Electric utilities used to be considered ideal investments for the proverbial “widows and orphans.” Regulated power companies were thought to be “natural monopolies” because it was prohibitively expensive to duplicate their local transmission facilities.

That natural monopoly status, however, began to crumble years ago. Back in 1996, the Federal Energy Regulatory Commission began to allow competitive power producers to sell to customers over the utilities’ lines. And 43 states now allow “reverse metering” -- which requires utilities to buy power from homeowners who can generate it from rooftop solar panels.

Credit ratings provide one indication of the reduced status of power companies. In 1970, virtually all investor-owned electric companies had a bond rating of A- or better. By 2011, only 26% did.

Advisors know that companies don’t need pristine balance sheets to pay dividends. What they do need, however, is cash flow -- and EEI’s numbers show that the electric power industry’s free cash flow has been negative for nine consecutive years.

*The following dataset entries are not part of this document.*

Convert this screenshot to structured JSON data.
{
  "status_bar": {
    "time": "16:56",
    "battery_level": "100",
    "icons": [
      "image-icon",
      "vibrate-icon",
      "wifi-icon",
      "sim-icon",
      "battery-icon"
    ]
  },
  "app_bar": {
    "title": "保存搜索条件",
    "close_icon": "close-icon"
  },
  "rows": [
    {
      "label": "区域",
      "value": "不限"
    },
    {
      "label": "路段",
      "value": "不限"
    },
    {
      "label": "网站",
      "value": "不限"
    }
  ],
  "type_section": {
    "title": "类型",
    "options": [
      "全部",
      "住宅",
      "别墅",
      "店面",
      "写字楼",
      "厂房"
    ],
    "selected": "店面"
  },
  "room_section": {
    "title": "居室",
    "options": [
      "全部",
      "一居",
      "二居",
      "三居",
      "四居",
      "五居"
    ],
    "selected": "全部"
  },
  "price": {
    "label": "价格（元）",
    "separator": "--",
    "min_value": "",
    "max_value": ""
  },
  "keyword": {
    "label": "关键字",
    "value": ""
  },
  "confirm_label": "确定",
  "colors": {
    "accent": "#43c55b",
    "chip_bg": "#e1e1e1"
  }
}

The trade group defines free cash flow as cash from operations less capital expenditures and common dividends -- a definition it adopted because of “the utility industry’s strong tradition of dividend payments.” But even using a narrower (and more traditional) definition of free cash flow -- cash from operations less capital expenditures -- the industry’s numbers have been negative in four of the last nine years.

MORE TROUBLE AHEAD?

In October 2013 -- before the EPA announced its proposed rules -- EEI estimated the industry’s capital expenditures to be $93 billion this year and $85 billion in 2015. Over the past nine years, when free cash flow (under the traditional measure) was negative almost 45% of the time, the industry’s capital expenditures averaged $75.1 billion.

So far, the industry has been able to make up the shortfall by borrowing. Only one investor-owned power company cut its dividend in 2013, a year in which industry capital expenditures exceeded cash from operations by $2.6 billion. But, as rates rise in the coming years, financing dividends by borrowing will get more expensive.

The changing nature of power production and distribution may ultimately do more than capex to undermine the ability of electric utilities to pay rich dividends. The declining cost of solar panels and improvements in battery storage technology are likely to lead even more homeowners to become power generators rather than energy consumers.

Meanwhile, the poor history of grid reliability (Hurricane Sandy as well as blackouts in the Northeast in 1965, 1977 and 2003) could cause many to seek a more local solution. Should users turn to “distributed power generation” models -- smaller interconnections of local consumers -- the electric utilities could eventually face an existential threat.

Right now, investors seem unconcerned about the utilities sector's future. For the first five months of the year, the group was the top-performing sector in the S&P 500. Over that period, utilities rose 11.7% in price vs. 7.1% for the index as a whole.

But as prospectuses note: Past performance is no guarantee of future profits. Especially when an industry is facing major change.